- 7 min read -
As the generation born in 1995 or later, Gen-Z is well on its way to becoming a powerful consumer segment, and is a vital demographic for higher education institutions. While the focus of postsecondary marketing continues to grow and target audiences beyond high schools, such as mature students and those looking to expand their qualifications, the increasing influence and buying-power of Gen-Z coupled with their unique expectations makes them a focal point for marketers.
A common issue among postsecondary recruitment professionals is an inability to effectively reach Gen-Z. With shifts in marketing platforms and communication channels taking place at an unparalleled pace, the needs and interests of Gen-Z are unique from previous generations and require the utmost attention to detail and awareness.
Unlike prior generations, Gen-Zs were born into a digital era meaning they have been able to access and process information at a much faster rate, consequently holding higher expectations out of technology and the companies using it. In fact, 44% of Gen Z check their social media feeds hourly.
According to a 2019 survey Glacier conducted with 1,700 high school students, students recall viewing postsecondary ads via social media more than any other marketing channel.
While incorporating social media campaigns is imperative in reaching Gen-Z, schools must remember that each platform serves a different purpose and reaches a different audience. Glacier’s Gen Z Media report determined that platforms such as Facebook and Twitter, prevalent among Millennials, paled in comparison to Instagram (95% of students use), YouTube (90%), and Snapchat (87%) among Gen-Zs.
Reaching Gen-Z where they are is a great way to start the conversation and build awareness as 49% of high schoolers use social media and online forums to research higher education, but driving traffic to your primary platform is still a necessity. 82% of high school students use Institutional websites to research postsecondary options, making it the most popular channel among university and college prospects. The methods used to research institutions shift based on the grade but reinforce how key your website is.
Gen Zs are also the first generation raised in the smartphone era and, according to GlobalWebIndex, spend an average of almost 3.5 hours daily on their mobile devices, making them the first generation to spend more time on their mobile devices than all other devices combined. With a majority of the content they consume coming from their smartphones, platforms must be designed with mobile capability in mind.
Understanding and incorporating the correct marketing channels into your strategy is vital, but the unique characteristics and aforementioned expectations of Gen Z add another challenge: ensuring your message is something they will pay attention to.
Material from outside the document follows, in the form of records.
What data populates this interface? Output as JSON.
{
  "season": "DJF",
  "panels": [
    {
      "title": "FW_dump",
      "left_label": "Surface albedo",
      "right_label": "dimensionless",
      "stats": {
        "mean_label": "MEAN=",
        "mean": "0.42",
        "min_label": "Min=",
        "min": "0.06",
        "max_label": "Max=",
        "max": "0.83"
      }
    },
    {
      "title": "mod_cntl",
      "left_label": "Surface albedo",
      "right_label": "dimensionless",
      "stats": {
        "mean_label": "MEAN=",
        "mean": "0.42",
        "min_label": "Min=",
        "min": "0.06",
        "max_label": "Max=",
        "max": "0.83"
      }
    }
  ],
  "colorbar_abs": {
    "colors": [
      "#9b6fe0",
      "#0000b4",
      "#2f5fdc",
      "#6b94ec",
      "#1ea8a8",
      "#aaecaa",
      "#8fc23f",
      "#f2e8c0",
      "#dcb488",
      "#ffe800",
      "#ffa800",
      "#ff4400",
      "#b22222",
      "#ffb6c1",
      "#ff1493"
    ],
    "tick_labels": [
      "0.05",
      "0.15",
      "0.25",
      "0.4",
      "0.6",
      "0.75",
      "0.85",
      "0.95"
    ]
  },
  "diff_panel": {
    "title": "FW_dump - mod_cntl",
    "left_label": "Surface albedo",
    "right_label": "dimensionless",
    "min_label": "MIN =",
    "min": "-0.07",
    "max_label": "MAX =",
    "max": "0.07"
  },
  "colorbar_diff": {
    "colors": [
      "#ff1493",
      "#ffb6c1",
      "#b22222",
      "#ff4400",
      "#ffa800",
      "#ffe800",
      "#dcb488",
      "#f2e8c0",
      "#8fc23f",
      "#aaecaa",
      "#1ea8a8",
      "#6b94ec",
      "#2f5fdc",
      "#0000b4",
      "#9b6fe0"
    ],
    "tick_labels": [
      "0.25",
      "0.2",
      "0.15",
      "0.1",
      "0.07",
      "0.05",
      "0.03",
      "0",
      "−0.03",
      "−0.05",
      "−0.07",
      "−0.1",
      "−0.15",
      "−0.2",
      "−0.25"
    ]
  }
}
Once you understand how to reach them, it’s time to focus on the tactics that will grab their attention. With an overabundance of information and distractions flooding the digital world, an effective campaign must successfully identify the relatable characteristics of Gen Z. How can you ensure your message isn’t lost in the noise?
Give the people more of what they want! No generation has been more accepting of personalized experiences than Gen-Z. Personalization has often been thought of as ‘creepy’ or ‘intrusive’, but 38% of Gen-Zs prefer personalization based on their interests and habits, compared to just 21% of millennials. Being born into a digital era has instilled more trust in technologies such as artificial intelligence and opened the door for institutions to get more feedback and information from Gen-Zs in exchange for more tailored experiences.
Interactive experiences have also become an expectation. Gen Zs want their voice heard and expect innovative campaigns that present that opportunity. Interaction and engagement is a great way to grab a person’s attention and differentiate yourself from all the competing content. Polls allow users to express themselves while choosing the content they want, a defining characteristic of Gen Z, and offer marketers a chance to collect feedback. User-generated content provides an opportunity for institutions to promote their brand organically, while encouraging creativity, inclusion and empowerment. According to venture capital firm Kleiner Perkins, user-generated content can receive up to 6.9 times more engagement.